③ 65〜繰り下げ年齢までの資金計画が必須
65歳からの年金をあてにできない分、65歳以降の働き方・貯蓄の取り崩しなどを含めた計画が欠かせません。 「なんとなく繰り下げてみる」ではなく、キャッシュフローを意識して選びたいところです。
5. 繰り下げの損益分岐点の目安
「繰り下げがトクになるのは何歳まで生きた場合か?」という視点も大切です。 下の表は、受給開始年齢ごとのおおまかな損益分岐点(生存年齢)のイメージです。
| 受給開始年齢 | 損益分岐点の目安 |
|---|---|
| 66歳 | 約81〜82歳 |
| 68歳 | 約83〜84歳 |
| 70歳 | 約85〜86歳 |
| 75歳 | 約88〜89歳 |
・70歳まで繰り下げ → 85歳くらいまで生きると元が取れる
・85歳を超えて長生きする → その後は繰り下げのほうがどんどん有利
6. 具体例:65歳14万円 → 70歳まで繰り下げた場合
仮に、次のようなケースを考えてみます。
- 現在:50歳
- 65歳受給予定額:月14万円(年168万円)
- 70歳まで繰り下げを検討
① 70歳繰り下げ後の年金額
| 項目 | 金額のイメージ |
|---|---|
| 繰り下げ増額率 | +約42% |
| 月額年金(70歳開始) | 約19.88万円 |
| 年額 | 約238.56万円 |
② 総受給額の比較イメージ
| 生存年齢 | 65歳開始(通常) 年168万円 |
70歳開始(繰り下げ) 年238.56万円 |
|---|---|---|
| 80歳 | 約2,520万円 (15年 × 168万円) |
約2,385万円 (10年 × 238.56万円) |
| 85歳 | 約3,360万円 (20年分) |
約3,578万円 (15年分) |
| 90歳 | 約4,200万円 | 約4,770万円 |
| 95歳 | 約5,040万円 | 約5,963万円 |
この例では、80歳時点では繰り下げのほうが約135万円不利ですが、 85歳時点で逆転し、繰り下げが約218万円有利になっています。 90歳、95歳と長生きするほど、繰り下げの優位性が大きくなっていきます。

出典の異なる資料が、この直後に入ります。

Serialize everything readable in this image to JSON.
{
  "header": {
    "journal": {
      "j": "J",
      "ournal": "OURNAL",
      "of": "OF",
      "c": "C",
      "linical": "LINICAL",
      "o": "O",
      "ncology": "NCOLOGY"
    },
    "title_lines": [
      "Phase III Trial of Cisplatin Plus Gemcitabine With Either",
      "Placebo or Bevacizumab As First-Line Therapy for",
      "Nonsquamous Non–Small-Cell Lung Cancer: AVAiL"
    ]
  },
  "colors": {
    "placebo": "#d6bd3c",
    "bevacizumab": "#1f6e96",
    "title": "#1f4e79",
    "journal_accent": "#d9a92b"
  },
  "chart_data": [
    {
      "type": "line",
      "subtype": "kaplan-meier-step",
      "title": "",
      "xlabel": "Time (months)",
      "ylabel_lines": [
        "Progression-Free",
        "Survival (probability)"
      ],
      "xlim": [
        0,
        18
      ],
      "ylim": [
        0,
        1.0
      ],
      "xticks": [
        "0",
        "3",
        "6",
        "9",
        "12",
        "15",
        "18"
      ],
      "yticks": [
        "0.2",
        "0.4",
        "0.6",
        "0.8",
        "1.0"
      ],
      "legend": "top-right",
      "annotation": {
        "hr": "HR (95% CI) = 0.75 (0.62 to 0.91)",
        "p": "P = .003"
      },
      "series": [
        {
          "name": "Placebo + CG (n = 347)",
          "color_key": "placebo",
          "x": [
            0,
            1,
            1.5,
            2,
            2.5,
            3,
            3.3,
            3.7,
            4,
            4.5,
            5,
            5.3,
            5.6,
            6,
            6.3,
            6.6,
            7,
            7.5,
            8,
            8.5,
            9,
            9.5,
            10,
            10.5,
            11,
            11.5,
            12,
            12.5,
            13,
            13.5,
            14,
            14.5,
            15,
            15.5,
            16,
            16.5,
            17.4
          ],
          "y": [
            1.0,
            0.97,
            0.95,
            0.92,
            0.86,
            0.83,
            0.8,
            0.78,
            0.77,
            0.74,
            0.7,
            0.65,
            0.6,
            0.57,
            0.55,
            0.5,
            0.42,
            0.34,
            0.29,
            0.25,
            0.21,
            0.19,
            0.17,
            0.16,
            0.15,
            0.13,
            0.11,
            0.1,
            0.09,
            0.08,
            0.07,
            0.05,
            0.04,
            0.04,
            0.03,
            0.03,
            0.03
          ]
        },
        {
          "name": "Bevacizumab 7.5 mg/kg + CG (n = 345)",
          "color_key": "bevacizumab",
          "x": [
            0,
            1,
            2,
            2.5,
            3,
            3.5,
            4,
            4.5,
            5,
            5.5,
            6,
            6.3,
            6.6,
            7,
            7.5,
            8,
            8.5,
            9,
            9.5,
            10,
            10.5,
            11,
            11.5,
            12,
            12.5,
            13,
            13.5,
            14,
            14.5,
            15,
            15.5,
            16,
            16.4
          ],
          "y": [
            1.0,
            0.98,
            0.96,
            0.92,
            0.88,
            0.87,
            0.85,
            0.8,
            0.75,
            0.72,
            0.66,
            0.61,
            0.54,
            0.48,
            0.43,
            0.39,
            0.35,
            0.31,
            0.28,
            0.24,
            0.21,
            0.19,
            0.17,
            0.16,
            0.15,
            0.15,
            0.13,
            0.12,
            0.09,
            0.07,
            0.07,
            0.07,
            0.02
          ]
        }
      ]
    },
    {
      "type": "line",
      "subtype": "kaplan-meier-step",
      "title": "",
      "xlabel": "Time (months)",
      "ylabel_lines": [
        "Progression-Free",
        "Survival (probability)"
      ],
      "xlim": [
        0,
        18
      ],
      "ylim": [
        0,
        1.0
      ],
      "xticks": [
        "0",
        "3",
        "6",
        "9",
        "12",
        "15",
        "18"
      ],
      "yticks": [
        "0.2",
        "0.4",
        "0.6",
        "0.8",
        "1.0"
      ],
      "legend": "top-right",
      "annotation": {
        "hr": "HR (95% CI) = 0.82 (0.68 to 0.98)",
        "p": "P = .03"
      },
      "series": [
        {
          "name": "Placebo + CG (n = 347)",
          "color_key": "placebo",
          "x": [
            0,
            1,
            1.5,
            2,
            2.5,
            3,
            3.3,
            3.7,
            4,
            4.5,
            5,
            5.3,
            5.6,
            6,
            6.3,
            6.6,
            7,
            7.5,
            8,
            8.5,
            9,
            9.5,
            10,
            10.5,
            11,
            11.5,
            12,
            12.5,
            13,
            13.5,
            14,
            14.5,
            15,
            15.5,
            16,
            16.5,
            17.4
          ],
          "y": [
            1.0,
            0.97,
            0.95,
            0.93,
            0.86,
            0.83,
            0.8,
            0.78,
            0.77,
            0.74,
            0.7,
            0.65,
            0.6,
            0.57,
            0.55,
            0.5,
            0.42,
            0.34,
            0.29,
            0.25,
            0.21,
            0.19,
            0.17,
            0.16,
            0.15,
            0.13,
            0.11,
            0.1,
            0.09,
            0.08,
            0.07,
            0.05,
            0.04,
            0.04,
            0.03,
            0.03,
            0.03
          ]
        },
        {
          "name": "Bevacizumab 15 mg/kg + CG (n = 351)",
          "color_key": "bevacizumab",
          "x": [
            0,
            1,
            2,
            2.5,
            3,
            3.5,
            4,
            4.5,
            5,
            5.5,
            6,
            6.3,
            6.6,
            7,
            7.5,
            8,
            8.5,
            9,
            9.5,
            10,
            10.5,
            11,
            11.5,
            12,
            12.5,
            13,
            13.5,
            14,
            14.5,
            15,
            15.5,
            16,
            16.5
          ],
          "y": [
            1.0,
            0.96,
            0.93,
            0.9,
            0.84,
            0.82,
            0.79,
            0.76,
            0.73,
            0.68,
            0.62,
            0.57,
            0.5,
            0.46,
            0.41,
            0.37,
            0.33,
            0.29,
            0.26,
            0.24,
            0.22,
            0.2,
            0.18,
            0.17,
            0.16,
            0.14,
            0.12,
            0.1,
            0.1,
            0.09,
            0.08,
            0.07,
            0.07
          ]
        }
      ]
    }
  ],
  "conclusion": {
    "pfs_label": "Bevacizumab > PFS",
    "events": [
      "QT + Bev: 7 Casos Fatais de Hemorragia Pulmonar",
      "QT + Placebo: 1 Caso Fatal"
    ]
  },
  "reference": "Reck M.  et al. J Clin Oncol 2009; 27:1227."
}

・70歳繰り下げ&85歳以上生きる → 有利になりやすい
・70歳繰り下げ&80歳くらいで亡くなる → 通常受給のほうが有利だった可能性
7. どんな人に向いている?向いていない?
繰り下げを検討しやすい人
- 60代後半まで何らかの形で働く予定がある
- 一定の貯蓄があり、65〜70歳の生活費に困らない
- 家系的に長寿が多く、自身も健康状態が比較的良好
- 老後後半の「長生きリスク」に備えて、年金を手厚くしておきたい
繰り下げを慎重にしたい人
- 65歳以降の収入がほとんど年金のみになりそう
- 貯蓄が少なく、70歳までの生活費に不安がある
- 健康状態に不安が大きい、または家系的に長寿ではない
- 配偶者の年金・加給年金・振替加算など他の制度との関係が複雑
8. まとめ:繰り上げは「今」、繰り下げは「将来の安心」
年金の受給時期は、次のようにイメージすると整理しやすくなります。
- 繰り上げ受給…「今の生活を優先したい」「60代前半のお金が不安」
- 繰り下げ受給…「長生きに備えたい」「70代・80代の生活にゆとりを持ちたい」
どちらが正解というよりも、ライフプラン・健康状態・貯蓄・働き方で最適な答えが変わります。 ねんきん定期便やねんきんネットで将来の見込額を確認しながら、 「何歳からどのくらいの年金が必要か」を一緒に整理していけると安心です。
※本記事の数値はイメージです。実際の年金額や損益分岐点は、生年月日・加入状況・配偶者の年金などによって変わります。 具体的な判断の前には、最新の制度情報とご自身の記録を必ずご確認ください。